If you thought foreigners living in Delhi have enough to enjoy a deluxe life here, you are totally mistaken. Even they are feeling the pinch of the soaring prices when it comes to making a living in the city. So, they are cutting down on their expensive lifestyle and making adjustments to keep up with inflation. Interestingly, in a recent global survey, Delhi emerged as the costliest city in the country for foreigners.
Agrees François Servant from France, who calls himself a pucca Delhiite. After all he’s been living is the city for six years, and says he knows the city like the back of his palm. Presently, striving to establish a business in the tourism sector, François has already tried a few other jobs. “For the past few years there’s a remarkable increase in immigration. Therefore, it is not surprising that house rents have almost doubled and even tripled. The same holds true for other commodities,” he says. “Me and my business partner now maintain a simple standard of living and are concentrating on our business,” he adds.
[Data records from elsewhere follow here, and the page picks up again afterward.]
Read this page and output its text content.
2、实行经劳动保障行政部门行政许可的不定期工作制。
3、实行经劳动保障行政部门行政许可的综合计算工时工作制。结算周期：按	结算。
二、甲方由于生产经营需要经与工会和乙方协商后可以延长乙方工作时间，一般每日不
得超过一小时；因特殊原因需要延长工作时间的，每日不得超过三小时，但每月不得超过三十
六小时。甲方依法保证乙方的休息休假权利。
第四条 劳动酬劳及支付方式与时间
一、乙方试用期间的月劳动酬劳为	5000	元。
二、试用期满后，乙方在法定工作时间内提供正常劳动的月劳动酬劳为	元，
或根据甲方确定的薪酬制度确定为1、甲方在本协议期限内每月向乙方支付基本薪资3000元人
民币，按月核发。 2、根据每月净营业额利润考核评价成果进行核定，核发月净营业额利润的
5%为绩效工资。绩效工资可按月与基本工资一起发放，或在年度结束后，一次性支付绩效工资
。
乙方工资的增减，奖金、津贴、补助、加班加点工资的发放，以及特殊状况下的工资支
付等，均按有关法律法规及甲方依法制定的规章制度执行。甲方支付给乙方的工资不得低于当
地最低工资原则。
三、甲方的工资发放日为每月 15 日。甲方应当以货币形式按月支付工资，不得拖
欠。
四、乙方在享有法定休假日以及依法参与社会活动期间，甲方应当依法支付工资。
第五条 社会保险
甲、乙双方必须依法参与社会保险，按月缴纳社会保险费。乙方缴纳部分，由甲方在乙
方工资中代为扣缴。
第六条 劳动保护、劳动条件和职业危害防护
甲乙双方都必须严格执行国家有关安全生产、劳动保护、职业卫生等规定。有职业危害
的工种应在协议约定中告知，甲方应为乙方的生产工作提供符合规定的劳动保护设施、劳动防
Gone are the days when the colour of your skin would render a helping hand and make your job-hunt effortless.
Freelance photographer Simon De Trey-White from England explains that like many middle-class struggling Indian professionals he isn’t ‘rich’ and often haggles with a rickshawalla or negotiates with a fruit seller. “It’s true that I am being charged more by my landlord than my Indian friend, who lives in a similar flat. He thinks that I have loads of money being a European,” he says.
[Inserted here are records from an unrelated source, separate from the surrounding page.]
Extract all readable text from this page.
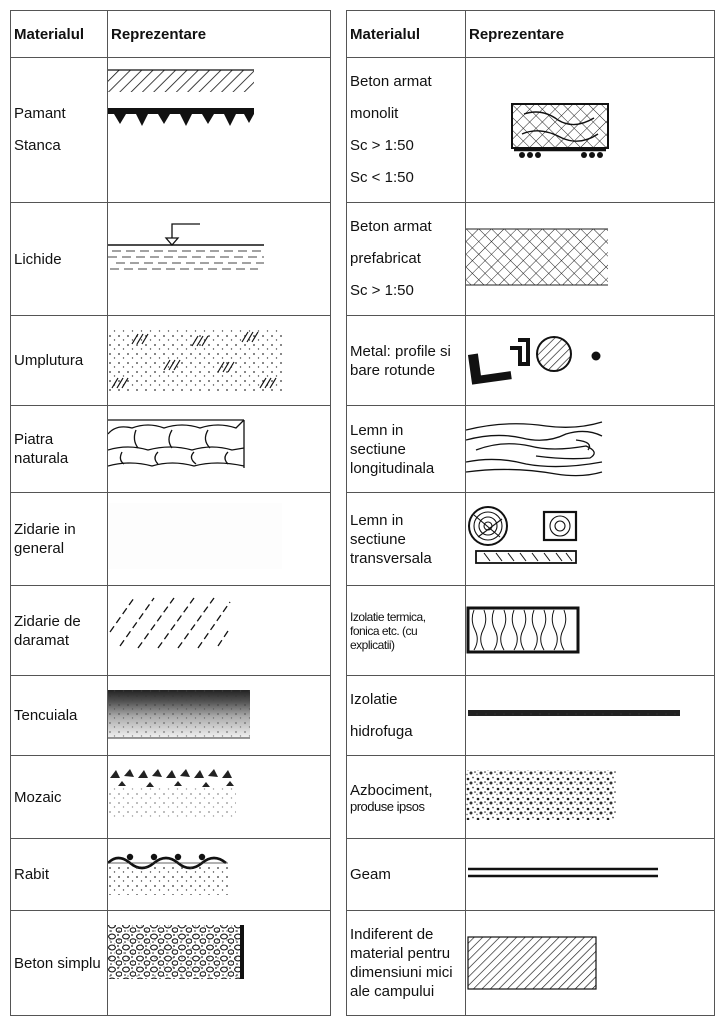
Materialul	Reprezentare

Pamant
Stanca

Lichide	

Umplutura	

Piatra
naturala

Zidarie in
general

Zidarie de
daramat

Tencuiala	

Mozaic	

Rabit	

Beton simplu	
Materialul	Reprezentare

Beton armat
monolit
Sc > 1:50
Sc < 1:50

Beton armat
prefabricat
Sc > 1:50

Metal: profile si
bare rotunde

Lemn in
sectiune
longitudinala

Lemn in
sectiune
transversala

Izolatie termica,
fonica etc. (cu
explicatii)

Izolatie
hidrofuga

Azbociment,
produse ipsos

Geam	

Indiferent de
material pentru
dimensiuni mici
ale campului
Agrees 26-year-old journalist, Atella Andre from Netherlands, who after her stay in Chennai found Delhi highly overpriced. She says, “I bargain because I have to take the auto daily. It would have been okay had I been here for a week-long holiday, or had my expenses were being borne by my company.”
Even though there are swish shopping malls opening almost everywhere, people are bearing the brunt of inflation. “I have over the years closely observed the economic boom the city has seen. The rich are growing richer, and poor, poorer. The middle-class has completely disappeared,” says 26-year-old Terese Loien from Germany who works with an MNC here, and has been living in the city for the past seven years. “I have stopped going out to expensive places and I am cutting down on partying,” she adds.